The building decorations are limited to two six-pointed stars with plastically protruding rosettes in the gussets of the archway and to narrow ribbons - enclosing the arch gussets - with incrustations of white marble.

grave monument
exterior
The central grave structure with high Ivan arches stands on an approximately 7 m high platform - optically loosened up by a multitude of arcades with surrounding braided bands - above the ax cross. The outer dome sitting on a drum, bulged and surrounded by small chhatris was rather unusual at the time in the Persian homeland of the architect, but can be found in earlier and simultaneous buildings in Central Asia (e.g. Gur Emir mausoleum in Samarqand). A ball bar (jamur) raises the dome in the center. The central main building is surrounded by four smaller annex buildings - sloping at the corners and also provided with pavilions. The visible structure consists of red and beige sandstone from Rajasthan; only the cladding of the main dome and some wall applications are made of white marble. The domes of the smaller side chhatris are covered with gray slate, a material that can also be found in the decor of the arch gussets of the entrance portals. White, unreliefed marble slabs combined into large decorative fields play an important role in the overall picture.

inside rooms
The octagonal central room, which opens over two floors, is bathed in diffused light through the Jali windows. It only houses the cenotaph of Humayun, which is set on a small, but with complex geometric stone incrustations (stars and octagons) made of white and black marble (the actual burial place of the ruler is below the ground level). The room octagon with galleries and Jali windows is transferred to the domed circle via trumpets with simple Muqarnas decor; the flat inner dome itself - like many Indian grave structures - is left completely without decor.

 

The usual stucco work with floral murals or even stone inlays used in the later Mughal tombs (Akbar mausoleum, Itimad-ud-Daula mausoleum, Taj Mahal, Bibi-Ka-Maqbara) are completely absent from the Humayun grave monument - apart from the small cenotaph platform. Only the large wall niches or galleries with their Jali windows and the different colors of the sandstone facings provide architectural or visual loosening.

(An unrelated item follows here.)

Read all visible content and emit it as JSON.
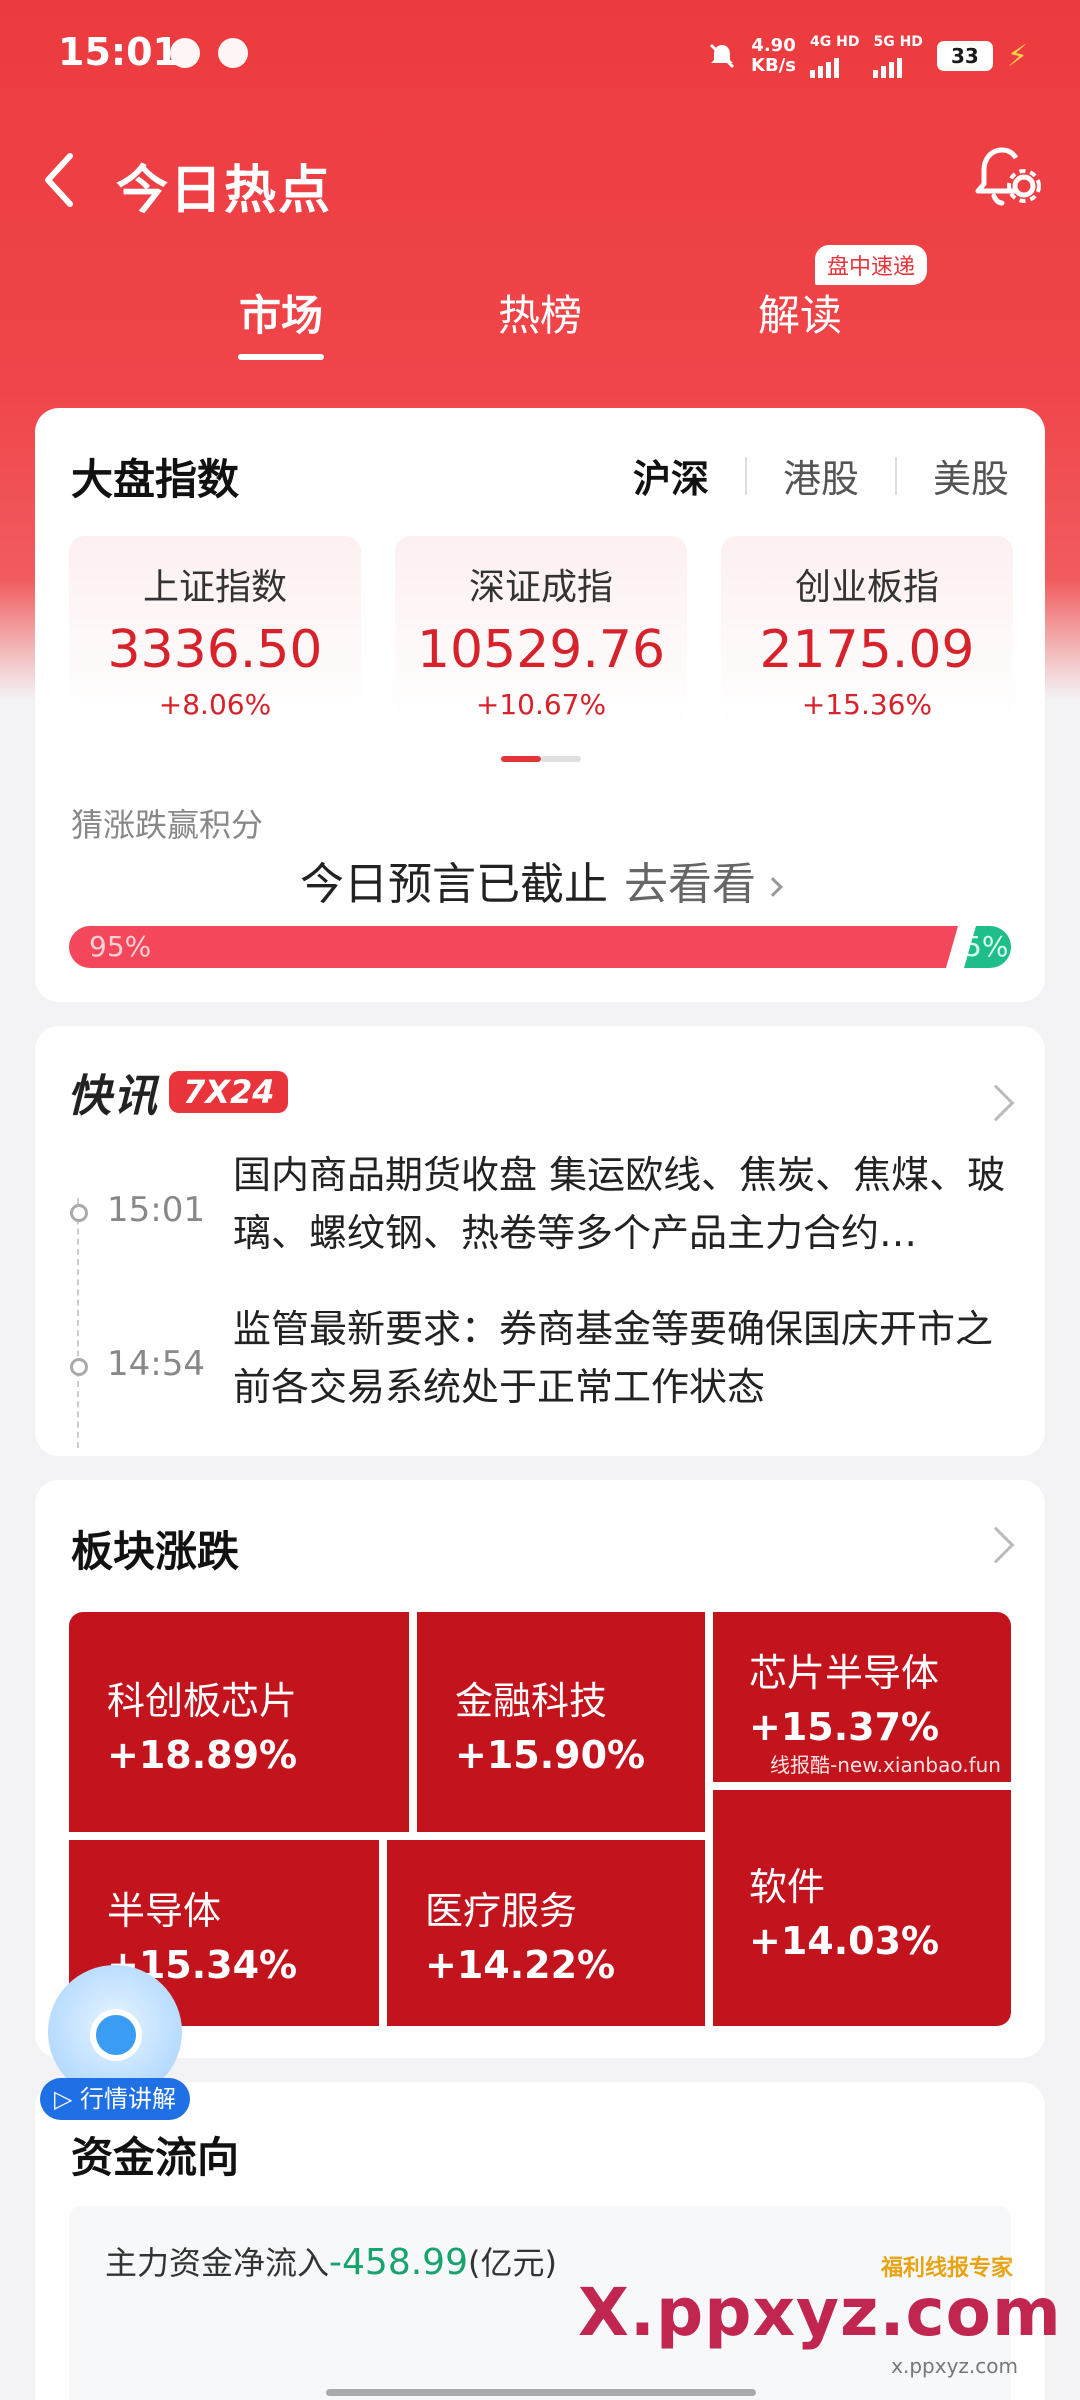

In the two-story annex rooms on the side there are more than 150 tombs of family members and distant descendants of the ruler. Thus, the Humayun Mausoleum - more than the later buildings of the Mughal period - can be called the burial place of the dynasty.

garden
The mausoleum rises in the middle of a geometrically designed park in Char-Bagh style, which is provided by narrow water channels and thus refers to the paradise garden described in the Koran - the first of its kind in India. As with later tombs from the Mughal era, the paths to the central tomb building, which are covered with stone slabs, are higher than the ground level of the park, which offers great advantages, especially during the monsoon season, and also prevents animals; at the same time, however, to maintain the hierarchy, they are lower than the lower platform of the grave building.

meaning
The first Mughal tomb of India - still built without framing minarets - is one of the most magnificent historical buildings in Delhi and on the entire subcontinent due to its size and its elegant architecture in Persian style. Its imposing architecture leaves the comparatively compact tombs of the Lodi dynasty far behind and points ahead to the Akbar mausoleum in Sikandra and the Taj Mahal in Agra.